틱 데이터 {$(p_t, v_t)$} $_{t = 0, 3, 5, 8, 10, 13, 14 ...}$ 수집 시

$(p_0, v_0), (p_8, v_8), (p_{14}, v_{14}), ....$ 로 resampling 함

In [None]:
def tickbar(tick_data : pd.DataFrame, window_size :int = 10) -> pd.DataFrame:
    """
    Input
    - tick_seq : 가격과 거래량 컬럼을 가진 데이터 프레임
    - window size : 몇 틱마다 데이터를 수집할 것인지
    Ouput
    - ohlcvv (open, high, low, volume, value)
    """

    tick_data = tick_data.reset_index()

    # 각 틱마다 window 번호 부여
    tick_data['window_num'] = np.arange(len(tick_data))//window_size
    
    # ohlcv
    grouped = tick_data.groupby('window_num')
    result = grouped['price'].ohlc()
    result['volume'] = grouped['volume'].sum()

    result = result.set_index(grouped['index'].first())        
    return result

In [None]:
df_tickbar = tickbar(tick_seq, 30)
df_tickbar.head()

In [None]:
plt.plot(df.close, label = '1m')
plt.plot(df_timebar.close, label = '150S')
plt.plot(df_tickbar.close, label = '30 tick')
plt.title('Original(1m) vs Time bar(150S) vs Tick bar(120 tick)', size = 10)
plt.legend(loc = 'best')
plt.xticks(rotation = '45', size = 10)
plt.show()

## Volume bar

(이전 sampling 이후로) $v_t$ 누적량이 일정범위를 넘어갈 때 마다 sampling

In [None]:
def volumebar(tick_data : pd.DataFrame, unit_volume : int) -> pd.DataFrame:
    
    tick_data = tick_data.reset_index()

    # window_num로 groupping
    tick_data['window_num'] = tick_data['volume'].cumsum()//unit_volume
    grouped = tick_data.groupby('window_num')
    
    # ohlcv
    result = grouped['price'].ohlc()
    result['volume'] = grouped['volume'].sum()

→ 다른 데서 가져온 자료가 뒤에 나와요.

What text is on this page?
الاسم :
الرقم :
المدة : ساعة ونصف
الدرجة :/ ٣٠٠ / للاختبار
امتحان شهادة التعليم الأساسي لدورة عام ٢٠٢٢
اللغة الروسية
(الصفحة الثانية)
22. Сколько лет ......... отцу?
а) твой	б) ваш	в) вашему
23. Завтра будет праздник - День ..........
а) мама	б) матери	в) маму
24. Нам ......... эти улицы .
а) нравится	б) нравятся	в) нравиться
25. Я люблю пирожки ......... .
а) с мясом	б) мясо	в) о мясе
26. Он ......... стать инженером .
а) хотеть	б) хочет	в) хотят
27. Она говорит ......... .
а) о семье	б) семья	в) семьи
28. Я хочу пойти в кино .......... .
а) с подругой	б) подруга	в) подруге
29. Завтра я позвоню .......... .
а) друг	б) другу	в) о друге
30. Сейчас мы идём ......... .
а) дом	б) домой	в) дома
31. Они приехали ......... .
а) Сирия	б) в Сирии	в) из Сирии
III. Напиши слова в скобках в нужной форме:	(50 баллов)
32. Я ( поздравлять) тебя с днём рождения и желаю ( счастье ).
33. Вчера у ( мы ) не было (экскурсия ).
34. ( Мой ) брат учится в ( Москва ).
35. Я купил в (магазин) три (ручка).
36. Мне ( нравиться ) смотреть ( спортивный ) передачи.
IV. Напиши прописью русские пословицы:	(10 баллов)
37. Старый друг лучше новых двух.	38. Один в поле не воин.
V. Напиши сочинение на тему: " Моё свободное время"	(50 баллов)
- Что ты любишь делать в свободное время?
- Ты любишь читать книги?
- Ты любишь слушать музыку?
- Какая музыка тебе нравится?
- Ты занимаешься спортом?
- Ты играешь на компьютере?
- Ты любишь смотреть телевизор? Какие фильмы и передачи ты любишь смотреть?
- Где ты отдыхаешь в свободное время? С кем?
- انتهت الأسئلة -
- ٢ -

    result = result.set_index(grouped['index'].first())
    return result

In [None]:
df_volumebar = volumebar(tick_seq, 80)
df_volumebar.head()

In [None]:
plt.plot(df.close, label = '1m')
plt.plot(df_timebar.close, label = '150S')
plt.plot(df_tickbar.close, label = '30 tick')
plt.plot(df_volumebar.close, label = '80 volume')
plt.legend(loc = 'best')
plt.xticks(rotation = '45', size = 10)
plt.show()

## Dollor bar

(이전 sampling 이후로) $p_t \times v_t$ 누적량이 일정범위를 넘어갈 때 마다 sampling

In [None]:
def dollarbar(tick_data : pd.DataFrame, unit_dollar : int) -> pd.DataFrame:
    tick_data = tick_data.reset_index()

    # value = 가격 x 거래량
    tick_data['value'] = tick_data['price']*tick_data['volume']
 
    # window_num로 groupping
    tick_data['window_num'] = tick_data['value'].cumsum()//unit_dollar
    grouped = tick_data.groupby('window_num')
    
    # ohlcv
    result = grouped['price'].ohlc()
    result['volume'] = grouped['volume'].sum()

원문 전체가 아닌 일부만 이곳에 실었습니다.